M. Bill McCloskey: Pour l'essentiel, cela est exact.

Vous avez parlé d'activités politiques. Les organismes de bienfaisance peuvent dépenser jusqu'à 10 p. 100 de leurs ressources pour des activités politiques avec un petit «p», autrement dit, pour faire du lobbying auprès des députés pour modifier les lois. Ces organismes ne peuvent exercer des activités politiques partisanes.

Mme Sue Barnes: Ils n'ont pas le droit de faire cela à temps plein en utilisant 100 p. 100 de leurs...

M. Bill McCloskey: Non, absolument pas. En fait, ils risquent de perdre leur statut s'ils dépensent plus de 10 p. 100 de leurs ressources à des activités politiques.

Mme Sue Barnes: Très bien.

J'aimerais que vous nous donniez quelques chiffres pour mieux situer la question. Je sais qu'il existe des milliers d'organismes de bienfaisance. Quel est le nombre des organismes qui perdent leur statut chaque année en moyenne?
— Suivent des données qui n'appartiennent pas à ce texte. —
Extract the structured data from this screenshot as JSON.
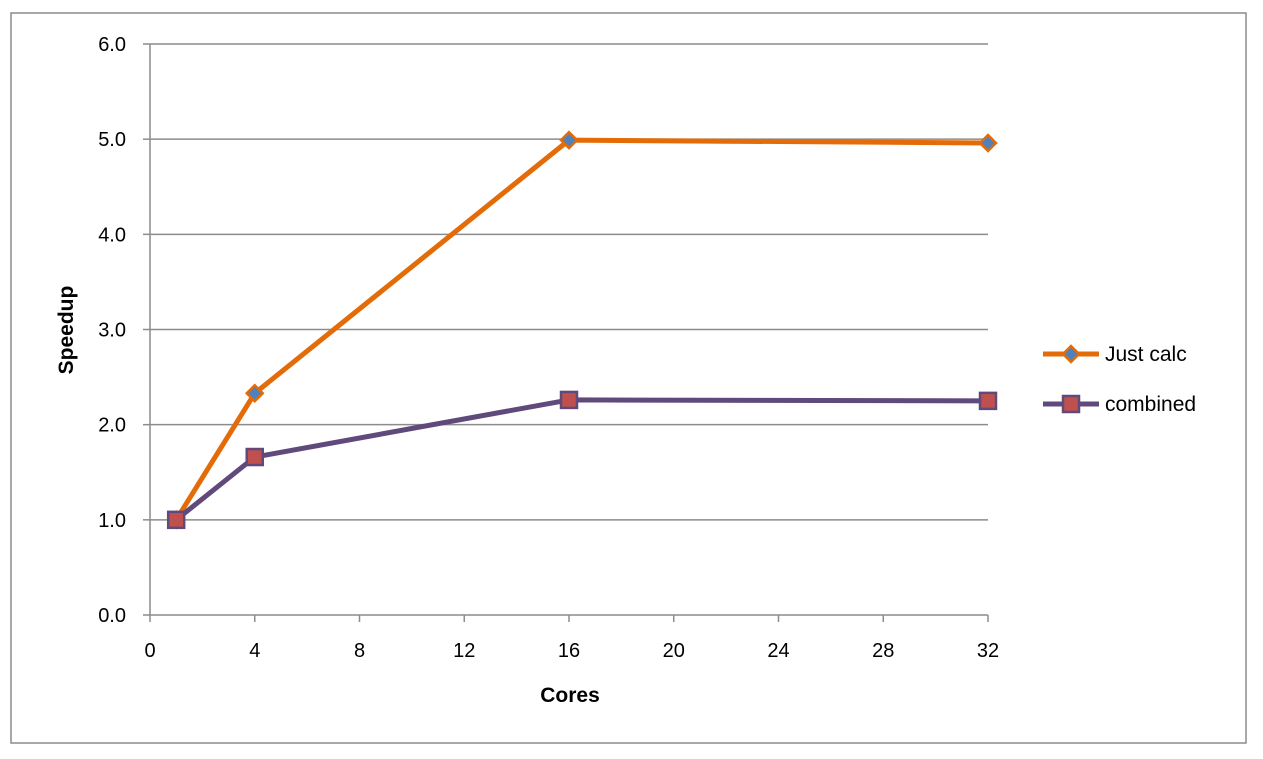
{
  "chart_data": {
    "type": "line",
    "title": "",
    "xlabel": "Cores",
    "ylabel": "Speedup",
    "xlim": [
      0,
      32
    ],
    "ylim": [
      0,
      6
    ],
    "x_ticks": [
      0,
      4,
      8,
      12,
      16,
      20,
      24,
      28,
      32
    ],
    "x_tick_labels": [
      "0",
      "4",
      "8",
      "12",
      "16",
      "20",
      "24",
      "28",
      "32"
    ],
    "y_ticks": [
      0,
      1,
      2,
      3,
      4,
      5,
      6
    ],
    "y_tick_labels": [
      "0.0",
      "1.0",
      "2.0",
      "3.0",
      "4.0",
      "5.0",
      "6.0"
    ],
    "grid": "horizontal",
    "legend_position": "right",
    "series": [
      {
        "name": "Just calc",
        "color": "#E36C09",
        "marker": "diamond",
        "marker_color": "#4F81BD",
        "x": [
          1,
          4,
          16,
          32
        ],
        "y": [
          1.0,
          2.33,
          4.99,
          4.96
        ]
      },
      {
        "name": "combined",
        "color": "#604A7B",
        "marker": "square",
        "marker_color": "#C0504D",
        "x": [
          1,
          4,
          16,
          32
        ],
        "y": [
          1.0,
          1.66,
          2.26,
          2.25
        ]
      }
    ]
  }
}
M. Bill McCloskey: Entre 12 et 25 organismes, selon l'année considérée. C'est parfois parce qu'ils dépensent plus de 10 p. 100 de leurs ressources à des activités politiques mais ce n'est pas habituellement la raison. Il est plus fréquent que la raison en soit qu'ils n'ont pas tenu les livres de comptabilité ni fourni les documents exigés.

Mme Sue Barnes: En fait, c'est un de mes sujets préférés. Il faut que j'en parle.

M. Bill McCloskey: C'est parfois parce que ces organismes n'ont pas la comptabilité et les documents exigés. Ils peuvent perdre leur statut pour toutes sortes de raisons.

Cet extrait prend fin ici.